Josef Kallo, CEO e cofundador da H2FLY, compartilhou em uma declaração à Avionics International que os módulos de potência do H175 podem ser combinados em paralelo ou em série. “Isso nos permite aumentar a potência total de saída e atingir saídas de mais de um megawatt”, explicou ele.

Algumas das vantagens específicas do sistema H175 de última geração incluem embalagem otimizada e um sistema de controle proprietário da H2FLY. O sistema de controle permite o uso das pilhas de células de combustível em alta potência, mantendo a durabilidade. 

“Usamos a última geração de componentes e pilhas de células de combustível”, disse Kallo. “Obtemos potência máxima em condições operacionais de aviação, o que nos permite voar em altitudes de até 27.000 pés (nível de voo 270) e, portanto, abre caminho para a comercialização.”

Quando questionado sobre os desafios envolvidos no uso de hidrogênio líquido com células de combustível, ele apontou para o processo de reabastecimento. “A falta de infraestrutura permanente e específica nos aeroportos significa que temos que contar com soluções individuais e temporárias, que geralmente custam muito mais. Esperamos uma solução padronizada para a infraestrutura de hidrogênio nos aeroportos”, comentou.
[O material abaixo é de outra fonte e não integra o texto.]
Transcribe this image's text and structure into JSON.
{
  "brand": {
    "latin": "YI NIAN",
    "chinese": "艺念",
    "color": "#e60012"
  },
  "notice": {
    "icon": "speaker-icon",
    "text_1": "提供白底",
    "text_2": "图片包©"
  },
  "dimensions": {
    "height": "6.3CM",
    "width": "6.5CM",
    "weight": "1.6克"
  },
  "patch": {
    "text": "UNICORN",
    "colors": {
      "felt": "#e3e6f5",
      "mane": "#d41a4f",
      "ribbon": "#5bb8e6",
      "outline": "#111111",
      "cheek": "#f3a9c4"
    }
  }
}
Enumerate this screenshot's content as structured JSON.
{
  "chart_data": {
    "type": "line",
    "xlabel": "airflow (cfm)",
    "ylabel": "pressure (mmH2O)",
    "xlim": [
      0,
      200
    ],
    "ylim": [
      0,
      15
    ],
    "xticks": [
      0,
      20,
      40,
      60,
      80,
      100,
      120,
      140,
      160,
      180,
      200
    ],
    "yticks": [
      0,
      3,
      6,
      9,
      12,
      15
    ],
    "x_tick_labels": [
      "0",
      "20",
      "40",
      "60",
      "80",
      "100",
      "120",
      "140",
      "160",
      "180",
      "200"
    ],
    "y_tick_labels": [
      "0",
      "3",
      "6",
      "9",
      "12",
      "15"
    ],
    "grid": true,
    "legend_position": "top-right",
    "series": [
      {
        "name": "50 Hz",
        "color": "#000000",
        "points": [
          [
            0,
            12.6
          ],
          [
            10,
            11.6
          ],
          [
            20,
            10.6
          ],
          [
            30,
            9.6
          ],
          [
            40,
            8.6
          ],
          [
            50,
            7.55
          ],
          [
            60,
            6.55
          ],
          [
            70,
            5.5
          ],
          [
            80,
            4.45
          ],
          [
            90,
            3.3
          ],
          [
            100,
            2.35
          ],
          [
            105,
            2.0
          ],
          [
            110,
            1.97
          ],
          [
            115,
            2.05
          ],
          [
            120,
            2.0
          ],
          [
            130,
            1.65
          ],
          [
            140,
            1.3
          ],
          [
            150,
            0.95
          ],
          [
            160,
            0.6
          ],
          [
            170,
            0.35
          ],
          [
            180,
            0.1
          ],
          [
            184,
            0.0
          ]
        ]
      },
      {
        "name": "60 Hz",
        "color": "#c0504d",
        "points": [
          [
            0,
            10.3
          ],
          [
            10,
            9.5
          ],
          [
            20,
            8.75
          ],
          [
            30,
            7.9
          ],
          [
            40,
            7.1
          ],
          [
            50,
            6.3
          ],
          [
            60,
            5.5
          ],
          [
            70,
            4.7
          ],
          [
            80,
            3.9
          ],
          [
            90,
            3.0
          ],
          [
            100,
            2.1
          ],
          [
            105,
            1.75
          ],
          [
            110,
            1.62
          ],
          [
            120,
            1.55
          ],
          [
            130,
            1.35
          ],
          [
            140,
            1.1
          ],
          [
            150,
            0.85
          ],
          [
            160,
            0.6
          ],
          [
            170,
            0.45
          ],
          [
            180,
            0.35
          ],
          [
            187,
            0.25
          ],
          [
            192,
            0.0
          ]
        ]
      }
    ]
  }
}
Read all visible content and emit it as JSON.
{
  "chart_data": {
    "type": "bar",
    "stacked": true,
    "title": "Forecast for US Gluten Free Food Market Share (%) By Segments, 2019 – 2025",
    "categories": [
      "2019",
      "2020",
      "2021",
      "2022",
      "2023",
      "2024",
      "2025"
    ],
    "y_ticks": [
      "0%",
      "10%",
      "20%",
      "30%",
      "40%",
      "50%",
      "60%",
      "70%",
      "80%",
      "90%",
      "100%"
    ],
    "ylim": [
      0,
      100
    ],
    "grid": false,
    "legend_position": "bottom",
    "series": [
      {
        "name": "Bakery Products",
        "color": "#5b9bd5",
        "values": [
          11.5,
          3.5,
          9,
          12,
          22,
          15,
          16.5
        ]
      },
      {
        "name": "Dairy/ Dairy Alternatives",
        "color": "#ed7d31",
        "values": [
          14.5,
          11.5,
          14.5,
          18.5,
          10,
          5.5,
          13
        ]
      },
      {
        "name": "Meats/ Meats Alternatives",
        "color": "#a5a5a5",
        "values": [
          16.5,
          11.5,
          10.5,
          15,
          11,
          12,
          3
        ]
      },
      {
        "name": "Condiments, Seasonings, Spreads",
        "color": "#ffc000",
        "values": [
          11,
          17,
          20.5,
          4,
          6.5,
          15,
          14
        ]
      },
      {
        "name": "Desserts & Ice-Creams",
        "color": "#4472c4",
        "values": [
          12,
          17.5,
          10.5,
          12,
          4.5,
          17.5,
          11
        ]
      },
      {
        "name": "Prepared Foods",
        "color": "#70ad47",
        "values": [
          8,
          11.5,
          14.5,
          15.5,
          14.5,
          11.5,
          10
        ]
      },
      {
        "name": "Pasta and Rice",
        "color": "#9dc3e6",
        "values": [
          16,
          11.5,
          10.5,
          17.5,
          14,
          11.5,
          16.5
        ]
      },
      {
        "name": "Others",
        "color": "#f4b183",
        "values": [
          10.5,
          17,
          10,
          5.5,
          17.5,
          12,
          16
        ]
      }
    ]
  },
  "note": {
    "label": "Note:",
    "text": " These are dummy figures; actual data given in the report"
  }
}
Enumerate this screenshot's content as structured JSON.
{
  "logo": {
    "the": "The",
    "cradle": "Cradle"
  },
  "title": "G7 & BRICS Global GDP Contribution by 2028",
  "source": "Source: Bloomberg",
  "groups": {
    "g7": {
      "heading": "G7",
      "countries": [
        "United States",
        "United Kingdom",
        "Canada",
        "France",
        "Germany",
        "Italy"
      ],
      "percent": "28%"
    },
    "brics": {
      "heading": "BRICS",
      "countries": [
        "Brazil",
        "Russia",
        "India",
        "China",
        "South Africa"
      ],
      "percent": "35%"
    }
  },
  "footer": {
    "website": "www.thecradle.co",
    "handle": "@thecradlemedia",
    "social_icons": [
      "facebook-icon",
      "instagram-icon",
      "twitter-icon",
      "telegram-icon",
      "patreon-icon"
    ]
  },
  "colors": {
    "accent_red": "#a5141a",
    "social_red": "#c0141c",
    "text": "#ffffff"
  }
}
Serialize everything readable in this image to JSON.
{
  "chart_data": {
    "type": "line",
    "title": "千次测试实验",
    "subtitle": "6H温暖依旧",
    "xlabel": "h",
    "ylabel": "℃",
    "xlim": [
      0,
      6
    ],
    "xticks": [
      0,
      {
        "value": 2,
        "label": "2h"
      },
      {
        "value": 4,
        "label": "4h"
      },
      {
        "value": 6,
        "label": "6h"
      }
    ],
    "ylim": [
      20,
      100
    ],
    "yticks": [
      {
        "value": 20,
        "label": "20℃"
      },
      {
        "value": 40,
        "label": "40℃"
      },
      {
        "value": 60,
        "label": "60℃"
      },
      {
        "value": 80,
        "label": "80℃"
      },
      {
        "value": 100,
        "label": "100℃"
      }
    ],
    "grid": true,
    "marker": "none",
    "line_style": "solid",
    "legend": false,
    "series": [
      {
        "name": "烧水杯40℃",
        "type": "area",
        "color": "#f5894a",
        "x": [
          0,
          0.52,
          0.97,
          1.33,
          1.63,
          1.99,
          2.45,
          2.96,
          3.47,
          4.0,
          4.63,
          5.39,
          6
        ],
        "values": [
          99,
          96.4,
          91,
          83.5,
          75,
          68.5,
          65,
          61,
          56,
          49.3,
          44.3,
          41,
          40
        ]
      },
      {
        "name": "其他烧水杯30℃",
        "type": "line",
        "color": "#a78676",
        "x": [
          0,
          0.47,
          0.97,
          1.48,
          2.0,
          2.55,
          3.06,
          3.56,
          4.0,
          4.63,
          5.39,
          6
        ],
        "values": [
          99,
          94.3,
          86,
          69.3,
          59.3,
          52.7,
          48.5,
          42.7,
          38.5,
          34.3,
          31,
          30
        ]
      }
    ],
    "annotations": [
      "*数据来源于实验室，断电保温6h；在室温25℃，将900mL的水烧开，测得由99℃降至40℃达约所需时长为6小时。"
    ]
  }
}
Além dos planos da equipe para demonstrar o sistema H175 em testes de voo ainda este ano, eles também estão antecipando uma demonstração de um trem de força completo de célula de combustível de hidrogênio líquido em voo com a aeronave HY4 no verão.

“Resolvemos o desafio de condicionar o hidrogênio líquido, levando ao uso muito eficiente do hidrogênio na célula de combustível”, acrescentou Kallo. “Estamos ansiosos para demonstrar a funcionalidade completa do trem de força de célula de combustível de hidrogênio líquido durante o voo neste verão.”

Ele comentou que, de sua perspectiva, viagens aéreas verdadeiramente sustentáveis ​​requerem trens de força com células de combustível. “O uso de sistemas de células de combustível em aeronaves emite apenas vapor de água”, explicou. “Outras soluções para descarbonizar a aviação, por exemplo, combustíveis de aviação sustentáveis ​​(SAF), ainda emitem gases de efeito estufa. Além disso, a produção de SAF [é] altamente ineficiente como resultado do uso de energia durante o processo de produção”.